Today it is easy to discover thousands of years of writing in languages that are no longer spoken, in books whose last checkout date was fifty years ago, in writers who were once famous and now utterly unknown. We are indebted to those scholars who rescued a Blake or Guamán Poma from succumbing to the deep sea of forgetting.  And we must be respectful of those writers who are even now fading from the minds of the current generation; to delight in William Cowper is to whisper the words “Exit Ghost;” to be passionate about Charles Brockton Brown is to wave a ship sinking inevitably below the horizon.

I am no scholar and my memory has never been very good.   But I am modern and being modern means to live—even without being fully conscious of it—in the knowledge of all that has come before me.  To be modern is to know your place and it can be the cause of a great deal of creative paralysis.  Thinking about writing a love poem? Rilke will tell you, it is very hard to compete on that subject with Keats or Yeats, or Rilke himself.  Better you write about what you know.  Or I should say, better to write about what has not been written about yet.  If such a thing should indeed exist.

And so as a modern, not only are we sinking into the great sea of forgetting, but we are sinking frozen in panic, with hardly a ripple of resistance made.

 

[audio:https://www.thomasventimiglia.com/wp-content/uploads/2012/05/Poets-Creed-excerpt.mp3|titles=A Poet’s Creed excerpt]

For Borges, beauty is the one quality that is eternally present.  To read a minor poet of the 19th century is to read that poet under equal conditions today.  The fact that he is from the 19th century is irrelevant.  It is the present reading that is relevant.  The skepticism Borges speaks about is the disassociation of the past from the present, as if the former were the fact, and the latter the anomaly.
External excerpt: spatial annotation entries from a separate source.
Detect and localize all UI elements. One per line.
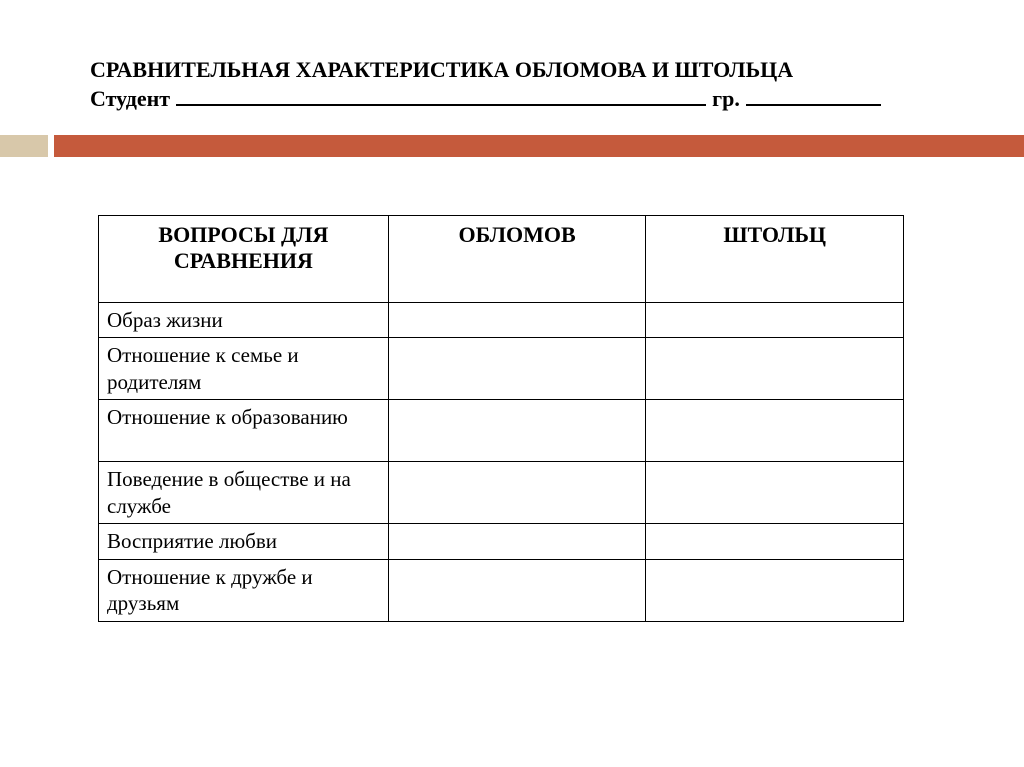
cell-question: Образ жизни [99,303,389,338]
accent-large-block [54,135,1024,157]
cell-stolz [646,559,904,621]
cell-question: Отношение к семье и родителям [99,338,389,400]
column-header-questions: ВОПРОСЫ ДЛЯ СРАВНЕНИЯ [99,216,389,303]
header-section: СРАВНИТЕЛЬНАЯ ХАРАКТЕРИСТИКА ОБЛОМОВА И … [0,56,1024,113]
page-title: СРАВНИТЕЛЬНАЯ ХАРАКТЕРИСТИКА ОБЛОМОВА И … [90,56,964,85]
table-container: ВОПРОСЫ ДЛЯ СРАВНЕНИЯ ОБЛОМОВ ШТОЛЬЦ Обр… [0,215,1024,622]
cell-stolz [646,303,904,338]
table-body: Образ жизни Отношение к семье и родителя… [99,303,904,622]
column-header-stolz: ШТОЛЬЦ [646,216,904,303]
subtitle-line: Студент гр. [90,85,964,114]
cell-stolz [646,400,904,462]
comparison-table: ВОПРОСЫ ДЛЯ СРАВНЕНИЯ ОБЛОМОВ ШТОЛЬЦ Обр… [98,215,904,622]
slide-container: СРАВНИТЕЛЬНАЯ ХАРАКТЕРИСТИКА ОБЛОМОВА И … [0,0,1024,767]
group-blank [746,104,881,106]
table-row: Образ жизни [99,303,904,338]
table-row: Отношение к семье и родителям [99,338,904,400]
cell-oblomov [388,559,646,621]
table-row: Отношение к образованию [99,400,904,462]
accent-small-block [0,135,48,157]
table-row: Отношение к дружбе и друзьям [99,559,904,621]
cell-stolz [646,524,904,559]
student-label: Студент [90,85,170,114]
cell-oblomov [388,338,646,400]
cell-oblomov [388,303,646,338]
student-name-blank [176,104,706,106]
cell-question: Поведение в обществе и на службе [99,462,389,524]
group-label: гр. [712,85,740,114]
cell-question: Отношение к дружбе и друзьям [99,559,389,621]
cell-stolz [646,338,904,400]
cell-oblomov [388,400,646,462]
cell-oblomov [388,524,646,559]
table-row: Восприятие любви [99,524,904,559]
cell-question: Отношение к образованию [99,400,389,462]
table-row: Поведение в обществе и на службе [99,462,904,524]
cell-oblomov [388,462,646,524]
table-header-row: ВОПРОСЫ ДЛЯ СРАВНЕНИЯ ОБЛОМОВ ШТОЛЬЦ [99,216,904,303]
accent-bar [0,135,1024,157]
cell-question: Восприятие любви [99,524,389,559]
cell-stolz [646,462,904,524]
column-header-oblomov: ОБЛОМОВ [388,216,646,303]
I think there is a great deal of comfort that comes from listening to Borges on this topic, especially if you are one of those people who feel paralyzed by the past.  In listening you come to understand that in fact there is no past, just as there is no future. Every act of writing must withstand the present.  And while up against those odds it is very likely your work will not survive, it is ultimately a problem of the work and not the conditions that produced the work.

So what then?

The goal is to be true to the dream and not to tinker too much.  “Slight Amendments” as Borges calls them, really do not have much of an effect on the whole.  In a sense, it seems as if Borges understands the present problem of production is a problem of spirit.  Our inability to communicate with the eternal arrives because our spirit is too encumbered with the material, the corporal, the earthly.

That is to say, we have forgotten that we are holy.